As in the #1 restaurant in the world. Where pretty much there was no chance of getting into. Ever. We might have a better chance of winning the lottery.

I asked her why she was doing this.

She wrote to me:

When I first moved to Europe, I was overwhelmed by the people who didn’t really know me – friends of friends sort of thing – who went out of their way to make sure I had an amazing or authentic experience while I traveled, who for some reason wanted me to move beyond the condition of being a tourist to being a voyager. They’d get me into hidden hotels or tell me about a known-only-to-locals café/bistro, some relic in the back of an obscure church or a secret stash of sketches behind a locked door that would open merely by asking the museum guard — this sort of thing that would take my breath away or make me pinch myself to be sure it was really me living this experience. It made all the difference.

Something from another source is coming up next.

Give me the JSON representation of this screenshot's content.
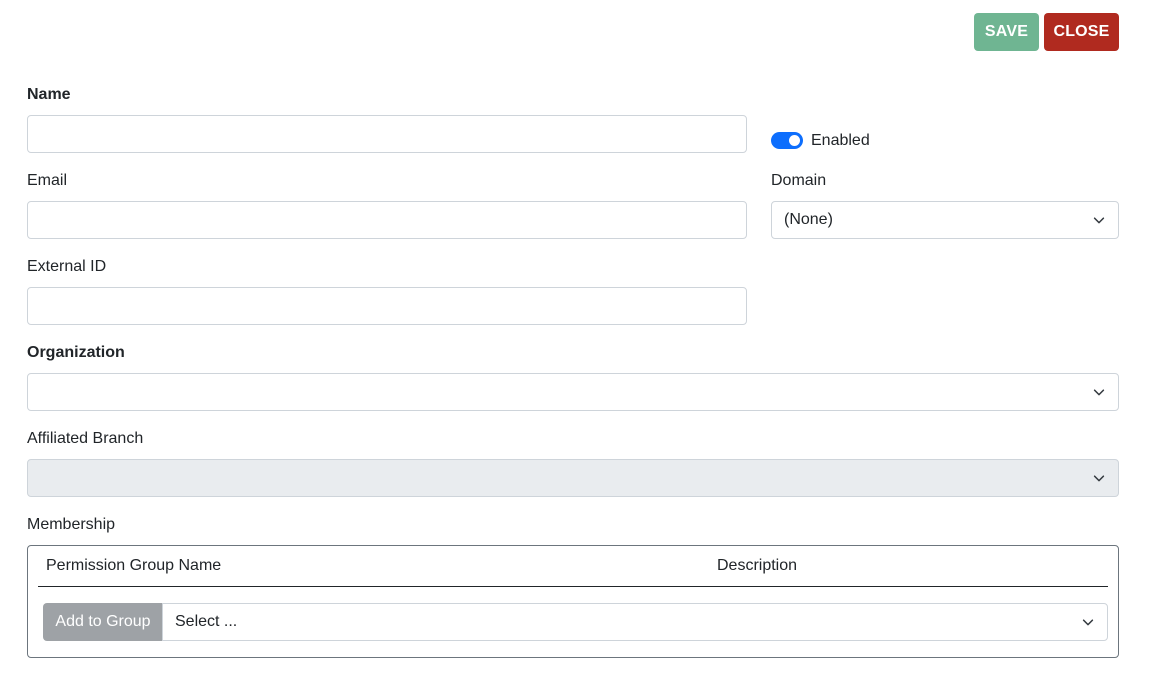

But this was the clincher: last night I watched this video: and I said, okay, I gotta try.

So to answer your question: I don’t need anything for this — except perhaps your forgiveness if we can’t pull it off.

And I sat there and cried.

I needed an email like that that day. It didn’t matter if she could get us in or not. Just that she wanted to.

There are good people in the world. Good good people who give back energy instead of sucking it from you. And they deserve ours in return.

So no, we couldn’t get into the restaurant. But Maggie had a great time reconnecting with old friends around Europe in the process. She gave it her best shot up until the final hour. And I’m left with a warm fuzzy, annoying glass-half-full feeling that I hope will last way longer than Crab Marrakesh with Tomato Foam.

So what about you? Do you have a blogger you’d like to honor? Just someone good who made your day or did something lovely or inspires you to be a better person?

I’d love to hear about them. Really.